To be blunt, I'm not sure Ron Edwards has been exactly right about anything. But in any event, it is not an improvement to a game to redefine failure as "things go wrong" instead of "the PC isn't up to the task" if we are to apply that idea universally or to all games*, nor is it in practice anything but a semantic difference in most cases. Things would not have gone wrong if the PC was up to the task is generally a fact of such systems. Moreover, I consider there to be a very big difference between "fail forward" mechanics and "no whiffing" mechanics. I likewise suggest that "fail forward" is best implemented as a scene based system to handle what you might call "scene failure" and not as a task based mechanic for handling "task failure". And in any event, even if you can have a "fail forward" mechanic on task resolution, it's abundantly and undeniably clear that the mechanic in question is not a "fail forward" mechanic but a "fumble" mechanic because GM Insertion DOES NOT occur on mere simple failure, but extra complications are inserted in the event of catastrophic failures. Likewise, the insertion of complications does not imply the story must go on in this system, however much you may want to kludge this into your pet theory.
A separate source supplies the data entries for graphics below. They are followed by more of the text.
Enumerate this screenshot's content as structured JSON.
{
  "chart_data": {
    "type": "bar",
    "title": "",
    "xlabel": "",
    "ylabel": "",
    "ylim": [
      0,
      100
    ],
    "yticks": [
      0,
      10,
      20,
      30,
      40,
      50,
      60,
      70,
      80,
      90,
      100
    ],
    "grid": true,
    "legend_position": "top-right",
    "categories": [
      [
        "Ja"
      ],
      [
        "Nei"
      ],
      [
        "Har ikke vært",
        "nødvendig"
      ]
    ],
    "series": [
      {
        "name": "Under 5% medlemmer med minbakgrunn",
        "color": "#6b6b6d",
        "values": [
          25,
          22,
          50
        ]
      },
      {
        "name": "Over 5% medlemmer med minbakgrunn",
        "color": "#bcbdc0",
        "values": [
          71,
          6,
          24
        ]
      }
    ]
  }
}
The facts don't fit your case.
You can assert that there is no significant difference between the RM/MERP-style fumble rules and the sort of system that Cook and Tweet (and their predecessors Edwards, Crane, et al) are advocating. But I don't think that would be the experience of many of those who have played both sorts of system.
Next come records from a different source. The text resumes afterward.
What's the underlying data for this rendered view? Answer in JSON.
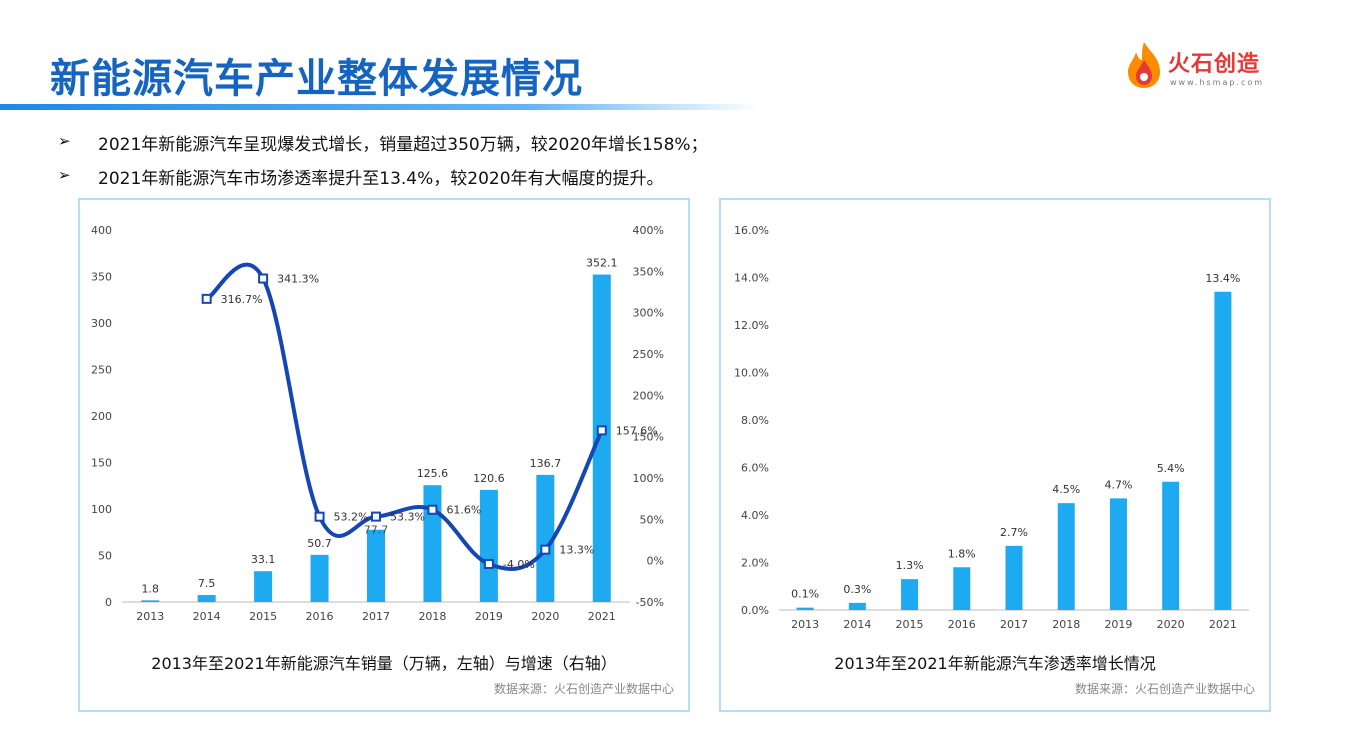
{
  "header": {
    "title": "新能源汽车产业整体发展情况",
    "logo_name": "火石创造",
    "logo_url": "www.hsmap.com"
  },
  "bullets": [
    {
      "mark": "➢",
      "text": "2021年新能源汽车呈现爆发式增长，销量超过350万辆，较2020年增长158%；"
    },
    {
      "mark": "➢",
      "text": "2021年新能源汽车市场渗透率提升至13.4%，较2020年有大幅度的提升。"
    }
  ],
  "colors": {
    "title": "#1565c0",
    "bar": "#1eaaf1",
    "line": "#1446b4",
    "panel_border": "#b3e0f7",
    "logo_red": "#e53935",
    "logo_orange": "#fb8c00"
  },
  "chart_data": [
    {
      "type": "bar",
      "caption": "2013年至2021年新能源汽车销量（万辆，左轴）与增速（右轴）",
      "source": "数据来源：火石创造产业数据中心",
      "categories": [
        "2013",
        "2014",
        "2015",
        "2016",
        "2017",
        "2018",
        "2019",
        "2020",
        "2021"
      ],
      "ylim": [
        0,
        400
      ],
      "yticks": [
        0,
        50,
        100,
        150,
        200,
        250,
        300,
        350,
        400
      ],
      "ytick_labels": [
        "0",
        "50",
        "100",
        "150",
        "200",
        "250",
        "300",
        "350",
        "400"
      ],
      "y2lim": [
        -50,
        400
      ],
      "y2ticks": [
        -50,
        0,
        50,
        100,
        150,
        200,
        250,
        300,
        350,
        400
      ],
      "y2tick_labels": [
        "-50%",
        "0%",
        "50%",
        "100%",
        "150%",
        "200%",
        "250%",
        "300%",
        "350%",
        "400%"
      ],
      "series": [
        {
          "kind": "bar",
          "axis": "left",
          "values": [
            1.8,
            7.5,
            33.1,
            50.7,
            77.7,
            125.6,
            120.6,
            136.7,
            352.1
          ],
          "labels": [
            "1.8",
            "7.5",
            "33.1",
            "50.7",
            "",
            "125.6",
            "120.6",
            "136.7",
            "352.1"
          ]
        },
        {
          "kind": "line",
          "axis": "right",
          "smooth": true,
          "marker": "square",
          "x": [
            "2014",
            "2015",
            "2016",
            "2017",
            "2018",
            "2019",
            "2020",
            "2021"
          ],
          "values": [
            316.7,
            341.3,
            53.2,
            53.3,
            61.6,
            -4.0,
            13.3,
            157.6
          ],
          "labels": [
            "316.7%",
            "341.3%",
            "53.2%",
            "53.3%",
            "61.6%",
            "-4.0%",
            "13.3%",
            "157.6%"
          ]
        }
      ],
      "overlap_label": "77.7"
    },
    {
      "type": "bar",
      "caption": "2013年至2021年新能源汽车渗透率增长情况",
      "source": "数据来源：火石创造产业数据中心",
      "categories": [
        "2013",
        "2014",
        "2015",
        "2016",
        "2017",
        "2018",
        "2019",
        "2020",
        "2021"
      ],
      "ylim": [
        0,
        16
      ],
      "yticks": [
        0,
        2,
        4,
        6,
        8,
        10,
        12,
        14,
        16
      ],
      "ytick_labels": [
        "0.0%",
        "2.0%",
        "4.0%",
        "6.0%",
        "8.0%",
        "10.0%",
        "12.0%",
        "14.0%",
        "16.0%"
      ],
      "values": [
        0.1,
        0.3,
        1.3,
        1.8,
        2.7,
        4.5,
        4.7,
        5.4,
        13.4
      ],
      "labels": [
        "0.1%",
        "0.3%",
        "1.3%",
        "1.8%",
        "2.7%",
        "4.5%",
        "4.7%",
        "5.4%",
        "13.4%"
      ]
    }
  ]
}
I assert that there is a significant difference between RM/MERP style fumble rules and a proper fail forward system, but that the system in question is not a proper fail forward system because it is not meant to address the problems that a fail forward system addresses. Again, if it did, why does it address tasks and not scenes, why is not geared to advancing the story, and why does it only advance the story in the event of catastrophic failure rather than simple failure of the task? "Opposing creature gains an additional chance to attack for the round" is not a fail forward style consequence, so stop acting like it is. You can hammer your square pegs into narrativist jargony round holes all you want according to your usual pattern, but no matter how much you try the mechanic in question is not the same as the one Jonathan Tweet is talking about in the 20th anniversary edition of Over the Edge, nor is it "no whiff", nor is it "fail forward".
All Monte Cook said was simply "catastrophic failure doesn't always have to make the character look inept". Even if I did agree with that, it's mainly his reasoning for getting there that undermines the argument. But in point of fact, catastrophic failure unavoidably makes a character look inept so the whole point is silly. And that's even before I get into the uses and misuses of "Fail Forward", which may well be informing Monte's thinking here, but which is utterly inapplicable to the actual rules system he's talking about.
*Let me just go ahead and prove that statement since I know it will get your britches in a wad:
a) If your task resolution system doesn't allow Han Solo to whiff, then your task resolution system doesn't allow you to recreate the fiction of Star Wars
b) If you can't recreate the fiction of Star Wars with the system, then its not well suited to being a system for a Star Wars inspired RPG.